Un soldat américain stationné à la base de Fort Bragg fait les gros titres pour avoir soi-disant empoché plus de 400 000 dollars en pariant sur la capture de Nicolas Maduro. Cette affaire, révélée cette semaine par le ministère de la Justice américain, soulève des questions sur l’usage d’informations classifiées dans des paris en ligne.

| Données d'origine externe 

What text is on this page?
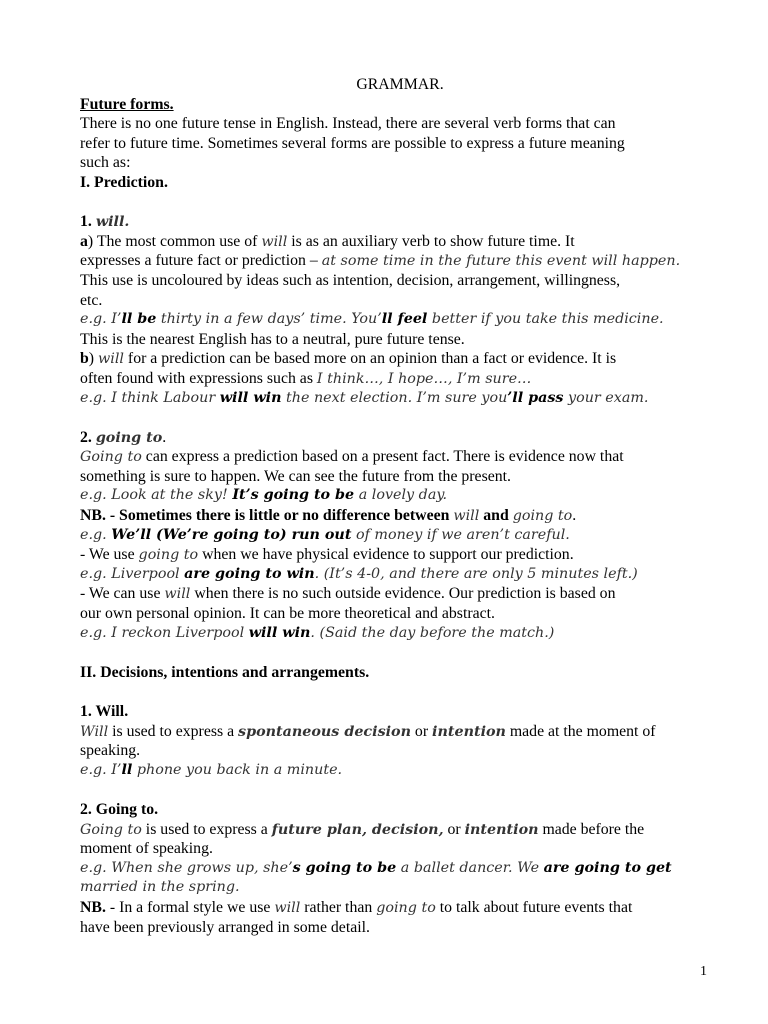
GRAMMAR.
Future forms.
There is no one future tense in English. Instead, there are several verb forms that can
refer to future time. Sometimes several forms are possible to express a future meaning
such as:
I. Prediction.
1. will.
a) The most common use of will is as an auxiliary verb to show future time. It
expresses a future fact or prediction – at some time in the future this event will happen.
This use is uncoloured by ideas such as intention, decision, arrangement, willingness,
etc.
e.g. I’ll be thirty in a few days’ time. You’ll feel better if you take this medicine.
This is the nearest English has to a neutral, pure future tense.
b) will for a prediction can be based more on an opinion than a fact or evidence. It is
often found with expressions such as I think…, I hope…, I’m sure…
e.g. I think Labour will win the next election. I’m sure you’ll pass your exam.
2. going to.
Going to can express a prediction based on a present fact. There is evidence now that
something is sure to happen. We can see the future from the present.
e.g. Look at the sky! It’s going to be a lovely day.
NB. - Sometimes there is little or no difference between will and going to.
e.g. We’ll (We’re going to) run out of money if we aren’t careful.
- We use going to when we have physical evidence to support our prediction.
e.g. Liverpool are going to win. (It’s 4-0, and there are only 5 minutes left.)
- We can use will when there is no such outside evidence. Our prediction is based on
our own personal opinion. It can be more theoretical and abstract.
e.g. I reckon Liverpool will win. (Said the day before the match.)
II. Decisions, intentions and arrangements.
1. Will.
Will is used to express a spontaneous decision or intention made at the moment of
speaking.
e.g. I’ll phone you back in a minute.
2. Going to.
Going to is used to express a future plan, decision, or intention made before the
moment of speaking.
e.g. When she grows up, she’s going to be a ballet dancer. We are going to get
married in the spring.
NB. - In a formal style we use will rather than going to to talk about future events that
have been previously arranged in some detail.
1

L’affaire Gannon Ken Van Dyke
Gannon Ken Van Dyke, un sergent-chef de 38 ans des forces spéciales de l’armée américaine, a été inculpé jeudi 23 avril pour fraude, vol d’informations gouvernementales et utilisation illicite de données confidentielles. Selon le Département de la Justice, il a participé activement à la planification et à l’exécution de l’opération menée le 3 janvier à Caracas, qui a permis la capture de Nicolas Maduro et de son épouse Cilia Flores. Ces suspects ont été extradés aux États-Unis pour y être jugés pour narcotrafic et infractions liées aux armes.
Van Dyke, basé en Caroline du Nord, avait accès à des renseignements sensibles sur cette mission top secrète, préparée pendant des mois sous l’administration Trump. À partir de fin décembre 2025, il a créé un compte anonyme sur la plateforme de prédiction Polymarket et placé 13 paris pour un total de 33 000 dollars. Ces mises portaient sur des scénarios précis : intervention américaine au Venezuela d’ici le 31 janvier 2026, chute de Maduro du pouvoir à la même date, ou même invocation de l’Acte des pouvoirs de guerre par le président.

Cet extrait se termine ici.